As a fellow, Aje earned an Early Career Award from the Endocrine Society and has been an active member ever since. She’s taken her passion for endocrinology and now wants to convey that not just to her patients, but to others who are interested in endocrinology. “If it’s something that you have a passion about, don’t let the fear of what people are going to say, judgment, or even critics or backlash, stop you.”
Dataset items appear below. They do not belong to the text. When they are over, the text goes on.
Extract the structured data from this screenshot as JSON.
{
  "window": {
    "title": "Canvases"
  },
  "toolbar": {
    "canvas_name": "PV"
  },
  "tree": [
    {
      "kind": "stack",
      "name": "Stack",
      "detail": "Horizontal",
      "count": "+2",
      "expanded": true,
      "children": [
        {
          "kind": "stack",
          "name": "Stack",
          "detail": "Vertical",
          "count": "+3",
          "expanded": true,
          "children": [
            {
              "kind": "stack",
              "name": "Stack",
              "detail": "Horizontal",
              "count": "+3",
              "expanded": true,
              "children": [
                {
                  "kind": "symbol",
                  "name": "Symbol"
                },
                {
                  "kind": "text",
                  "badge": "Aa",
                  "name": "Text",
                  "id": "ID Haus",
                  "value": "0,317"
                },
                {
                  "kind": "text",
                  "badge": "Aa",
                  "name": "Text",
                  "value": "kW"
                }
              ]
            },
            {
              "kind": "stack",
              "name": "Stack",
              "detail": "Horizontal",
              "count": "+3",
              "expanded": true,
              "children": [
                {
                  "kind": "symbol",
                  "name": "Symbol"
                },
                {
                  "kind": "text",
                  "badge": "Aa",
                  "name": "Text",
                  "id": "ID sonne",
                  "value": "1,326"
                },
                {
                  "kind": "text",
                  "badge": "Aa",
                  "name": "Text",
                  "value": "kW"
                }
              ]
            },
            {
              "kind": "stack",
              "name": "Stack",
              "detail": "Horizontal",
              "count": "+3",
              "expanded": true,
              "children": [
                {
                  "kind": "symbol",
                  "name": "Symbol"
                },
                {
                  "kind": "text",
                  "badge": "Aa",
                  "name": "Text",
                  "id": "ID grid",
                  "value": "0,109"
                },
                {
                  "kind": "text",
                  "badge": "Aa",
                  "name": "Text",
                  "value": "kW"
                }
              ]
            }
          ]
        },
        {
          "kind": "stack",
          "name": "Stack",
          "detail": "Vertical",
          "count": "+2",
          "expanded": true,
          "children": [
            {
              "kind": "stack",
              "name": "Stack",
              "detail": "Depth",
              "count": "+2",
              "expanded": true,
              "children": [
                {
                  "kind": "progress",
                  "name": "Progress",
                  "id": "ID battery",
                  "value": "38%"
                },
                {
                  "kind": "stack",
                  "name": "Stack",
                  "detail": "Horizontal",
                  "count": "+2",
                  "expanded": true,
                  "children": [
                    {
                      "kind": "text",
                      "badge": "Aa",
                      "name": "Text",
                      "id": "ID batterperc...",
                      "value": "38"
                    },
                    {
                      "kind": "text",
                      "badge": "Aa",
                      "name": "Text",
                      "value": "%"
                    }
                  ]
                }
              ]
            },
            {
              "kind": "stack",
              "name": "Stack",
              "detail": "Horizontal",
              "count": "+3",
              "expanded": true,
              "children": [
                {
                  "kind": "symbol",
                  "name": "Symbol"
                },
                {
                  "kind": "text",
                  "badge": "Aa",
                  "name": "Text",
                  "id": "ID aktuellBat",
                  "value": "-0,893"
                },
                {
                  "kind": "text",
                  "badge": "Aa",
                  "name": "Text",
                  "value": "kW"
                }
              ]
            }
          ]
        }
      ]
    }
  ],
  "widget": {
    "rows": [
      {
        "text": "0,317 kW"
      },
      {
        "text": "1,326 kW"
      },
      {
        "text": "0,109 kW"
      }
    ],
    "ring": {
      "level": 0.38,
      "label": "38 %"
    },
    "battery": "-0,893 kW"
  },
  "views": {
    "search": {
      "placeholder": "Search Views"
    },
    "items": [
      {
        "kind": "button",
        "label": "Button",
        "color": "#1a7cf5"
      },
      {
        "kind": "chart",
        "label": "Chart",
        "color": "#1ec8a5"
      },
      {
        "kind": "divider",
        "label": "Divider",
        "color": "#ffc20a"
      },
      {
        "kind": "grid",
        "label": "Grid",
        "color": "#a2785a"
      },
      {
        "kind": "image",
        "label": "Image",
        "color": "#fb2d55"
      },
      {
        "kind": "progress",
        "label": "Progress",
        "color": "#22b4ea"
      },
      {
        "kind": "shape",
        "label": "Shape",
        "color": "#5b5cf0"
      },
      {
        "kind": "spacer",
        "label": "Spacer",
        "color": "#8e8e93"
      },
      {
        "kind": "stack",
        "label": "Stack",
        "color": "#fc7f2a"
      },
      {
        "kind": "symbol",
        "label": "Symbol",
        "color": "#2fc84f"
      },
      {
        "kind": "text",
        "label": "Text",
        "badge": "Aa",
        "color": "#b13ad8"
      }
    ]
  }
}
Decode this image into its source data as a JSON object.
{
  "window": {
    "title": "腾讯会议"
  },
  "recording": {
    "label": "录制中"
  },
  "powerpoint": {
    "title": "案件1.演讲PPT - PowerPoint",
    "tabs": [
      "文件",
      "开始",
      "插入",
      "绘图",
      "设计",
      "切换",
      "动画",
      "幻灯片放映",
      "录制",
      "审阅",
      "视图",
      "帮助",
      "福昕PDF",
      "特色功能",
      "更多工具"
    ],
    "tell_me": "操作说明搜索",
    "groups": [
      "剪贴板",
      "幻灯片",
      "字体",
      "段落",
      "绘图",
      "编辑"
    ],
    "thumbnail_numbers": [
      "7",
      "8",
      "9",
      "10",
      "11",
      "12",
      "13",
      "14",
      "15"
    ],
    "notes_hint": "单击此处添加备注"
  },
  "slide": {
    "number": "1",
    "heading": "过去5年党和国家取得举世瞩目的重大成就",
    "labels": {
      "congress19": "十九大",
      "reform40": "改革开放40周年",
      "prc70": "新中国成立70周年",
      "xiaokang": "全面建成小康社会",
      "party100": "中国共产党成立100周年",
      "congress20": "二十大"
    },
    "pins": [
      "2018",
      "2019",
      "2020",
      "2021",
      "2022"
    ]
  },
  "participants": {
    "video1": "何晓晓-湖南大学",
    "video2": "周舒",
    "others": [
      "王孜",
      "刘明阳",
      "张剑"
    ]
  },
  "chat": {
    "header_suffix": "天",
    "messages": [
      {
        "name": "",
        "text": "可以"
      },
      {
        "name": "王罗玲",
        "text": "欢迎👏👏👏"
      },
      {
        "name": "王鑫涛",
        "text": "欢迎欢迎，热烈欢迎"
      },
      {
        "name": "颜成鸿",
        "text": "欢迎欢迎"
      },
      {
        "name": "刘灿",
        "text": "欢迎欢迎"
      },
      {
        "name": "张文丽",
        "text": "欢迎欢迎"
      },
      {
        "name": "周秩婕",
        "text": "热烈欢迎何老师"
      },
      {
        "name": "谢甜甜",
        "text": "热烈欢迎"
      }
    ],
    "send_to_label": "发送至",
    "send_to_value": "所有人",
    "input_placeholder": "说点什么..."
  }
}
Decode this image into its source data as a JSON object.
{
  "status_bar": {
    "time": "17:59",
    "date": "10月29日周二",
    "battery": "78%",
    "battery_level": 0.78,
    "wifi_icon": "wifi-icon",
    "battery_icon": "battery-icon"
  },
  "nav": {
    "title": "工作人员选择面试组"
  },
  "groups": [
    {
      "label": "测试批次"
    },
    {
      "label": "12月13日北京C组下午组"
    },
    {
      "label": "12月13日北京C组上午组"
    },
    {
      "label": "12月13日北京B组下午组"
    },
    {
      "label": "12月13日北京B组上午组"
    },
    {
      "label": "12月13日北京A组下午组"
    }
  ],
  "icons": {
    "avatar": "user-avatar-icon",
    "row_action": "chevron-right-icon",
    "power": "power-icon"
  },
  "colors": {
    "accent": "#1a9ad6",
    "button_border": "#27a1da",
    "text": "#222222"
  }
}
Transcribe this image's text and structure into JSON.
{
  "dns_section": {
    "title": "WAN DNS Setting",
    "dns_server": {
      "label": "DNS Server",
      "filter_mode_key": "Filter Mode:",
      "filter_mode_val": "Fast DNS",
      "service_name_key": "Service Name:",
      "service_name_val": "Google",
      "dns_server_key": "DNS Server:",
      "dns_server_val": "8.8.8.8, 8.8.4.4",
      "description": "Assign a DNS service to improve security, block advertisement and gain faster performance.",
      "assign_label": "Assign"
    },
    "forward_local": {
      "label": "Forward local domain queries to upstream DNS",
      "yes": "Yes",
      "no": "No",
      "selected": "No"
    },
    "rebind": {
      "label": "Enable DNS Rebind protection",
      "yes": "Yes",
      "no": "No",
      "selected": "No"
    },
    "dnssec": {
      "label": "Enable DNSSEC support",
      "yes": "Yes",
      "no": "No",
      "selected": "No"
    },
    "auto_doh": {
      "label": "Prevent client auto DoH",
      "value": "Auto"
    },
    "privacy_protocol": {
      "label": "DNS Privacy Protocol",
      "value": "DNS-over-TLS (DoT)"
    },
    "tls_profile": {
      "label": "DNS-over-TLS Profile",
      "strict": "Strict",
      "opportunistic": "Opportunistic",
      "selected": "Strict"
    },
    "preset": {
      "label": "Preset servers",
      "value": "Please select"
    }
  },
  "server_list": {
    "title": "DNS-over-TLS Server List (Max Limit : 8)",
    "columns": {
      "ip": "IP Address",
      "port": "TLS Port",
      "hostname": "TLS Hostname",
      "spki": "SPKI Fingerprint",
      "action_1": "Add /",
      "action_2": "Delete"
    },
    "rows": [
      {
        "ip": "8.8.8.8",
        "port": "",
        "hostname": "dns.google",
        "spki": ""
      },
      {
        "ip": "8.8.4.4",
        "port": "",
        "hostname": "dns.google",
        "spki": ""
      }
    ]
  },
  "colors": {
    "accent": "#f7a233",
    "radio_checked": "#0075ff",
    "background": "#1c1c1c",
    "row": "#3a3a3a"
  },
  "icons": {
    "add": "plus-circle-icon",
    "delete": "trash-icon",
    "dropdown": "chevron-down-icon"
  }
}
Aje stresses the importance of separating out the educational material in social media posts from visits in the clinic. Providing good medical education, especially now when misinformation can spread so quickly (the Endocrine Society had to host a webinar about the falsehoods of “hormone balancing”), is key to helping patients understand what they’re actually dealing with.
“You’ll be surprised, the amount of people that have never even heard half of the things that you want to say,” Aje says. “For upcoming residents, there’s just so much to be done. There’s so much to be uncovered. We want your voice. We want you to speak. Lots of people want to hear what you have to say.”